Alors comment apprécier notre force, nos forces ? Notre ressenti, ce qui émerge, ce qui monte à notre conscience, n’est qu’une “faible” partie de nos potentialités.
Cette partie visible, ce “plus” est toutefois ce qui nous conforte, qui procure joie de vivre, de créer, d’élaborer et de réaliser des projets. Ce “plus” est indispensable à notre dignité car il donne l’entrain nécessaire pour être partie prenante et responsable, critique donc s’il le faut, dans ce que nous entreprenons, ce pour quoi nous luttons.
Force, Amour, Raison permettront que Révolte et Respect puissent s’accorder, se fortifier mutuellement ↑.

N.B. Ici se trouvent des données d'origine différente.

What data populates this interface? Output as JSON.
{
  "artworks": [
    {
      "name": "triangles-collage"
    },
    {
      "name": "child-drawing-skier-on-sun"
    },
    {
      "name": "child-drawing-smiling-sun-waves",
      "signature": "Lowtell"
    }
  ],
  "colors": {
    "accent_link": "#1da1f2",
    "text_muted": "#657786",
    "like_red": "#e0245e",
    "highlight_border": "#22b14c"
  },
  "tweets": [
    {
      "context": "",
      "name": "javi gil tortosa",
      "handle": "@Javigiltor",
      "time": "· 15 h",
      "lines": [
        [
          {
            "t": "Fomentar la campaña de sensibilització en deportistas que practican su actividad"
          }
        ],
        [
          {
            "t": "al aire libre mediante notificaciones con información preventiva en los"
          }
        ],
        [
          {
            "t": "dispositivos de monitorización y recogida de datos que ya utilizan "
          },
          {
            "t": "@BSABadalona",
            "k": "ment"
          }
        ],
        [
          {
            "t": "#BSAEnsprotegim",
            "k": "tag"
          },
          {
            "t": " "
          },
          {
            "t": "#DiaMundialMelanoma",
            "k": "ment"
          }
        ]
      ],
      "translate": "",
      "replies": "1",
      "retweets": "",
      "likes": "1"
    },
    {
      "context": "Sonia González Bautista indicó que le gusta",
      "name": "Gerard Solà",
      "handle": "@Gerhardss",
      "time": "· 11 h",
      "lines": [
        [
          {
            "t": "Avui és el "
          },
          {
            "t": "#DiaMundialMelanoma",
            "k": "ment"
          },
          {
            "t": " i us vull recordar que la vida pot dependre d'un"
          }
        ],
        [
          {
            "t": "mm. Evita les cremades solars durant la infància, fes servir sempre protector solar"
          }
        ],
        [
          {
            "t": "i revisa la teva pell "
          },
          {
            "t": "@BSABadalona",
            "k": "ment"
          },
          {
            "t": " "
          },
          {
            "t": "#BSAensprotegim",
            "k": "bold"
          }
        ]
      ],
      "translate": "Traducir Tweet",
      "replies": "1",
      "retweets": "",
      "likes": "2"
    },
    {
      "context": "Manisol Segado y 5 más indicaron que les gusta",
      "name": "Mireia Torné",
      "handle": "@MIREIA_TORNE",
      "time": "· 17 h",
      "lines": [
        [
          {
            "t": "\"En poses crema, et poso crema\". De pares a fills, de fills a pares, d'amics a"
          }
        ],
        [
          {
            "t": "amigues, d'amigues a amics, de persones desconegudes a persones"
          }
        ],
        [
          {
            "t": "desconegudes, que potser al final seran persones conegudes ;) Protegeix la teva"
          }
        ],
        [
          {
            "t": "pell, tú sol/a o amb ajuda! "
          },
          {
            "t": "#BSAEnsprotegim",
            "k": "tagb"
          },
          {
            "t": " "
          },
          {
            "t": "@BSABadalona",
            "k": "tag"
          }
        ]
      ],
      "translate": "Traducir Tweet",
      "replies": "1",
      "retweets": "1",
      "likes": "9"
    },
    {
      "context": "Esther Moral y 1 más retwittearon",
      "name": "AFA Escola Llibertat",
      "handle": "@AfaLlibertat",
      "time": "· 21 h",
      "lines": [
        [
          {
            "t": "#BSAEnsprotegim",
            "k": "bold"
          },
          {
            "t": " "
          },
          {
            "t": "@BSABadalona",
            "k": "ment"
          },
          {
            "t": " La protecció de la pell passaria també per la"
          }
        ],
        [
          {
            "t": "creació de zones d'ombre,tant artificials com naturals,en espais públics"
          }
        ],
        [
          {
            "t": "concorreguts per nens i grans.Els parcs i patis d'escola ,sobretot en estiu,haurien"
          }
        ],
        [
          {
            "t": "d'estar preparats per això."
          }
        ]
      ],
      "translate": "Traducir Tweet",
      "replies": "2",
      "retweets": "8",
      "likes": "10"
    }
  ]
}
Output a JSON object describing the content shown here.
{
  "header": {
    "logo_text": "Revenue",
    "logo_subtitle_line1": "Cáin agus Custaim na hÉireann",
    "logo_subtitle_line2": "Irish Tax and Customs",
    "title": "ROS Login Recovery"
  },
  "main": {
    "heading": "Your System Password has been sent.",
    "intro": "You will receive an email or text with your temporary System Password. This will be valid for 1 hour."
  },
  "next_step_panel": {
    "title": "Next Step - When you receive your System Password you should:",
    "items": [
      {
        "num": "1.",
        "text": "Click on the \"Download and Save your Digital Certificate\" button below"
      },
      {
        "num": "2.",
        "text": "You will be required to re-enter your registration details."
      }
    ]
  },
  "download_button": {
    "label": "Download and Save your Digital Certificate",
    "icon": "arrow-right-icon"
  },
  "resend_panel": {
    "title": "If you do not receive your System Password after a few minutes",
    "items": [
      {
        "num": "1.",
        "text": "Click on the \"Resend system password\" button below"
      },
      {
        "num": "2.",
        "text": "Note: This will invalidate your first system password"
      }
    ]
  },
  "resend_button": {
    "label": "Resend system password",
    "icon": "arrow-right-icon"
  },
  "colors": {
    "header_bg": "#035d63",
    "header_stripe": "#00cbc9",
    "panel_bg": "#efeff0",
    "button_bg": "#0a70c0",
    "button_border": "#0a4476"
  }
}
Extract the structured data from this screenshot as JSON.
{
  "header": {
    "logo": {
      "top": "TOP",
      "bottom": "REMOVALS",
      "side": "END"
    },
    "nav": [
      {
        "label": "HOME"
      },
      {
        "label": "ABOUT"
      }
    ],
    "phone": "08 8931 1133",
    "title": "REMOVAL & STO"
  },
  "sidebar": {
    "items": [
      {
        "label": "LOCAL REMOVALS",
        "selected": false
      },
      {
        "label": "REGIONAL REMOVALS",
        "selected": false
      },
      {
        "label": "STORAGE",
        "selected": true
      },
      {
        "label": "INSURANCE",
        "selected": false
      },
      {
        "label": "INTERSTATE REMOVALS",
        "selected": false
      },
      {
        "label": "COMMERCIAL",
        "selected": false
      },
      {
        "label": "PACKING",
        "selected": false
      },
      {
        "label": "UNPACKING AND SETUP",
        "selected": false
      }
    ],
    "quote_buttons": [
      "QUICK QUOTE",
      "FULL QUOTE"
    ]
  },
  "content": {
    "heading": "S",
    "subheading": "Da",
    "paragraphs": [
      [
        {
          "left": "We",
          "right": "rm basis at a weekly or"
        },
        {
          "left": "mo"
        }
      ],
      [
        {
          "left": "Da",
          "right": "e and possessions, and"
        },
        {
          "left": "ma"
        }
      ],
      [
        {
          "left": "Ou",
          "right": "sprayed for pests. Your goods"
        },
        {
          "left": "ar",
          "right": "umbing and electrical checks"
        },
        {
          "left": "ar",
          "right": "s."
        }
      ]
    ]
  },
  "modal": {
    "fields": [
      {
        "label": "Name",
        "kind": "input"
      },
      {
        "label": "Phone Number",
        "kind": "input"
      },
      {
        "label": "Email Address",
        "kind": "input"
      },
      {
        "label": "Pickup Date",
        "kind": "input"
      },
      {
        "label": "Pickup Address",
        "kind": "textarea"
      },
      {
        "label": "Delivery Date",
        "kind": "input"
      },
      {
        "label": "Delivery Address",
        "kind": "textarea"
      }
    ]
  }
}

La force – la mienne, la vôtre, la tienne, la nôtre – permet de résister à la loi des soi-disants plus forts, qui entretiennent les peurs et faiblesses des humains, pour mieux en profiter. Ces substituts caricaturaux de la force : désir de richesse ou volonté de séduire, discours démagogiques ou lénifiants, conformistes ou pompeux, sécuritaires ou populistes, frime au volant ou étalage des conquêtes… trahissent un vide intérieur, une peur devant le monde, les autres, la vie, la mort.
Mais la conscience de nos limites devrait-elle nous enfermer dans la médiocrité, brider notre vitalité, nos énergies individuelles et collectives ? « La plus grande force dont puisse disposer l’humanité est la non-violence. Elle est plus puissante que la plus puissante des armes de destruction élaborées par l’intelligence de l’homme » ↑.
Que la force soit avec toi !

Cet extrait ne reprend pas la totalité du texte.